Parte
seconda
[...] Mia madre lavorava alla Sipe, che era una
fabbrica di esplosivi. Lei faceva i turni dalle sei del mattino alle due di
pomeriggio e mangiava là. Noi eravamo a casa da soli. Mia madre, per non
lasciarci soli, fino dall’età di sei mesi e mezzo ci aveva messi a balia da una
vicina di casa: la chiamavamo nonna Faustina. Nonna Faustina ci ha voluto molto
bene e anche noi l’amavamo molto. L’unica cosa è che puzzava, ma noi non ci si
badava. Metà dello stipendio di mia madre serviva per pagare lei.
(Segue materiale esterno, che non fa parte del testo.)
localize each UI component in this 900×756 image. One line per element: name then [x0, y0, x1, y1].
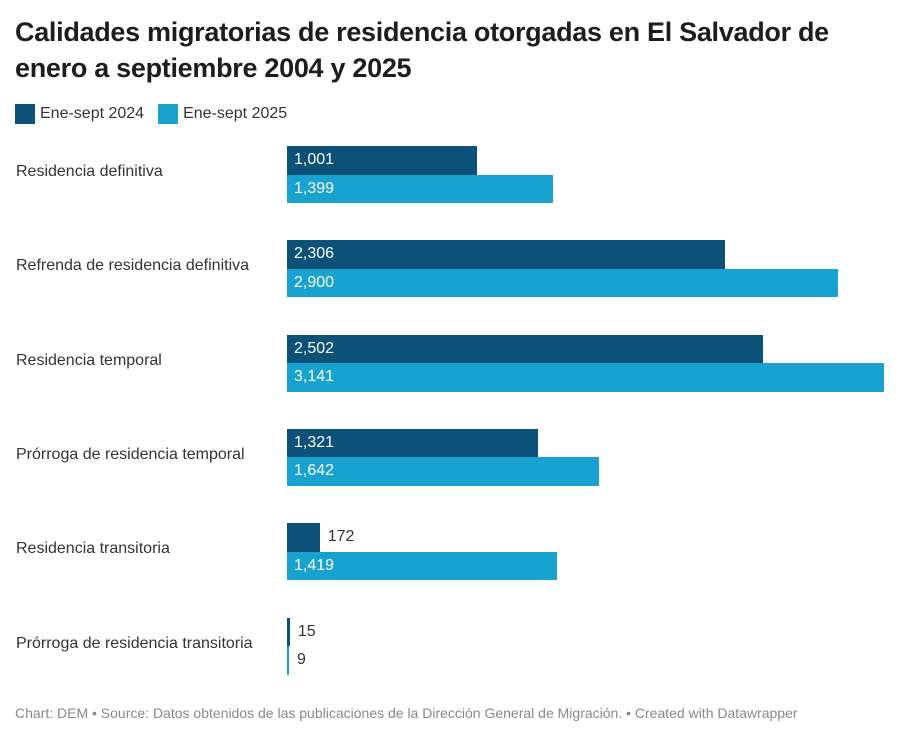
bar [287, 428, 539, 458]
data-label: 1,642 [294, 462, 335, 480]
category-label: Prórroga de residencia transitoria [16, 634, 253, 652]
legend-label: Ene-sept 2025 [183, 105, 288, 122]
data-label: 1,399 [294, 179, 335, 197]
legend-item-2025: Ene-sept 2025 [158, 104, 287, 124]
bar [287, 240, 726, 269]
bar [287, 363, 884, 392]
bar [287, 617, 290, 646]
chart-title: Calidades migratorias de residencia otor… [15, 17, 829, 83]
category-label: Residencia transitoria [16, 540, 170, 558]
category-label: Residencia temporal [16, 351, 162, 369]
category-label: Refrenda de residencia definitiva [16, 257, 250, 275]
data-label: 3,141 [294, 368, 335, 386]
data-label: 9 [297, 651, 306, 668]
legend-swatch [15, 104, 35, 124]
chart-footer: Chart: DEM • Source: Datos obtenidos de … [15, 705, 798, 721]
data-label: 2,306 [294, 245, 335, 263]
legend-swatch [158, 104, 179, 124]
bar-chart: Residencia definitiva 1,001 1,399 Refrenda … [16, 146, 884, 675]
data-label: 1,419 [294, 556, 335, 574]
category-label: Residencia definitiva [16, 163, 163, 180]
bar [287, 146, 478, 175]
data-label: 2,502 [294, 339, 335, 357]
data-label: 1,001 [294, 151, 335, 168]
bar [287, 646, 289, 675]
data-label: 15 [297, 622, 316, 640]
legend-label: Ene-sept 2024 [40, 105, 145, 122]
legend: Ene-sept 2024 Ene-sept 2025 [15, 104, 287, 124]
data-label: 172 [327, 528, 355, 546]
category-label: Prórroga de residencia temporal [16, 445, 245, 463]
bar [287, 457, 600, 486]
bar [287, 174, 553, 203]
legend-item-2024: Ene-sept 2024 [15, 104, 144, 124]
bar [287, 523, 320, 552]
bar [287, 268, 839, 298]
bar [287, 334, 763, 364]
bar [287, 551, 557, 581]
data-label: 2,900 [294, 273, 335, 291]
data-label: 1,321 [294, 433, 335, 451]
A quell’epoca non c’erano gli asili nido e noi eravamo
due gemelli senza padre.
Alla nonna Faustina abbiamo voluto tanto bene, come a
una mamma, e lei ce ne ha voluto come se fossimo suoi figli. La ricordo ancora
oggi con amore. Ancora oggi ricordo quella casa buia a solaio, con una piccola
finestra che guardava la via Obici. Una cucina nera, con due fornelli in
pietra, e si faceva il fuoco con il carbone. C’era sempre un gran fumo ed era
nerissima. C’era poi una rete che faceva da letto e sulla quale abbiamo fatto
così tanti salti fino a disfarla. Nonna Faustina non aveva il gabinetto in casa
e, come tutte le vecchie di una volta, non portava le mutande: quando doveva
urinare andava nella stalla, che era al pianterreno, si metteva a gambe aperte,
con una mano spostava il grembiule e quando aveva finito si puliva con lo
stesso grembiule che veniva lavato ogni quindici giorni. Figuriamoci l’odore
che poteva fare! Nessuno aveva l’acqua in casa: c’erano i pozzi.
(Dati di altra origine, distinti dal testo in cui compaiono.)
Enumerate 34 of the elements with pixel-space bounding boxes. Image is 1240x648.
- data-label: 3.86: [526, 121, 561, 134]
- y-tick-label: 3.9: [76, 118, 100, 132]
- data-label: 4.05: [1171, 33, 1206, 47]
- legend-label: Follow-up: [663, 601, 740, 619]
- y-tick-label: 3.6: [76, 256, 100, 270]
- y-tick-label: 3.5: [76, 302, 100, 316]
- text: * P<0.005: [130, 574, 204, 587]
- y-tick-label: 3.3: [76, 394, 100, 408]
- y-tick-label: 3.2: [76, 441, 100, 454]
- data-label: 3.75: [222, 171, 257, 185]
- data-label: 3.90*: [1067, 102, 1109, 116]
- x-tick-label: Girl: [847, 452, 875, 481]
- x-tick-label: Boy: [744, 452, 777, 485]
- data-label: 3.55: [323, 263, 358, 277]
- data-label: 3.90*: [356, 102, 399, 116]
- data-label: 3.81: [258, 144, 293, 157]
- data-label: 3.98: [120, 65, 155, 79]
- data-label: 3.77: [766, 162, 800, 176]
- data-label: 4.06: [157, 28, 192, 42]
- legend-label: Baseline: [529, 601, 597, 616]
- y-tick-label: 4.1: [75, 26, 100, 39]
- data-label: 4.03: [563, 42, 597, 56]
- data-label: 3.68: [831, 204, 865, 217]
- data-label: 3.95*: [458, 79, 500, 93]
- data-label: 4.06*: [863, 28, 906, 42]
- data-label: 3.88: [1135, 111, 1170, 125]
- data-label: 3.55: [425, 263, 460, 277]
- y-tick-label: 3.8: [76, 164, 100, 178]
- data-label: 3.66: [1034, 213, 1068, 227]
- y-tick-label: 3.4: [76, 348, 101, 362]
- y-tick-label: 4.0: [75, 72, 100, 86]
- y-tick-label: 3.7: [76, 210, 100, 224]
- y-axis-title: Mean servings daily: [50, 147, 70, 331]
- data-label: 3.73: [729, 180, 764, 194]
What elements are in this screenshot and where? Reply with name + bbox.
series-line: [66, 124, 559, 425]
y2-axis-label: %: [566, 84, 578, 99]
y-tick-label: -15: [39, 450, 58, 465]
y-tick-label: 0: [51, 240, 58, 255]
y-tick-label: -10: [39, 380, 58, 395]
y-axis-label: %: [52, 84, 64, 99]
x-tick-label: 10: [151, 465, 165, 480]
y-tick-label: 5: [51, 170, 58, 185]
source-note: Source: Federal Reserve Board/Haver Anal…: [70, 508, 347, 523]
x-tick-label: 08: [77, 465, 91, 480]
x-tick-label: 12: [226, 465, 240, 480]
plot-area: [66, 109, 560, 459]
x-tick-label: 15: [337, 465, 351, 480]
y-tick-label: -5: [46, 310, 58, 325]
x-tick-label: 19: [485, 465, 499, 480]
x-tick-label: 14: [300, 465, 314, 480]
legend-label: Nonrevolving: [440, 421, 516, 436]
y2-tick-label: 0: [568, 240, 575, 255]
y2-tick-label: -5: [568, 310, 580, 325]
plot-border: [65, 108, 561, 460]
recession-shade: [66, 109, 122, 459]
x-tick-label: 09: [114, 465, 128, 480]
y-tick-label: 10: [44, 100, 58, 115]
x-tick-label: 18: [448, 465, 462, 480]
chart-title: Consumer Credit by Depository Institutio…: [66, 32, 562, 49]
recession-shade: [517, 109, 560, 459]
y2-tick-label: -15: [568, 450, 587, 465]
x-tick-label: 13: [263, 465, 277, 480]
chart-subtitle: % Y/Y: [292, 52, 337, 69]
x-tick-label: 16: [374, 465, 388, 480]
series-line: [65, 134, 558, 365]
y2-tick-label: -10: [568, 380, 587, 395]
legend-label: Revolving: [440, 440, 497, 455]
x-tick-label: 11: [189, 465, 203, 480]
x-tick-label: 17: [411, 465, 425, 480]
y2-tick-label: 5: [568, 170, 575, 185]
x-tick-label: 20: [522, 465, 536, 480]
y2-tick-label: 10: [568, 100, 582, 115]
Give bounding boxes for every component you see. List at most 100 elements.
La via Obici era una via di stalle e di cavalli e birocci che servivano
per andare in Panaro per prendere la ghiaia per i frantoi. Quella casa era la
mia seconda casa. Grazie nonna Faustina per il bene che ci hai voluto. Non ci
hai mai fatti sentire soli, specialmente in quei tristissimi anni. Tu sarai
sempre nei miei pensieri. [...]Nell'immagine: casa, ora ristrutturata, sita in via Obici, nel cui sottotetto abitava “nonna Faustina”; al piano terra vi era la stalla.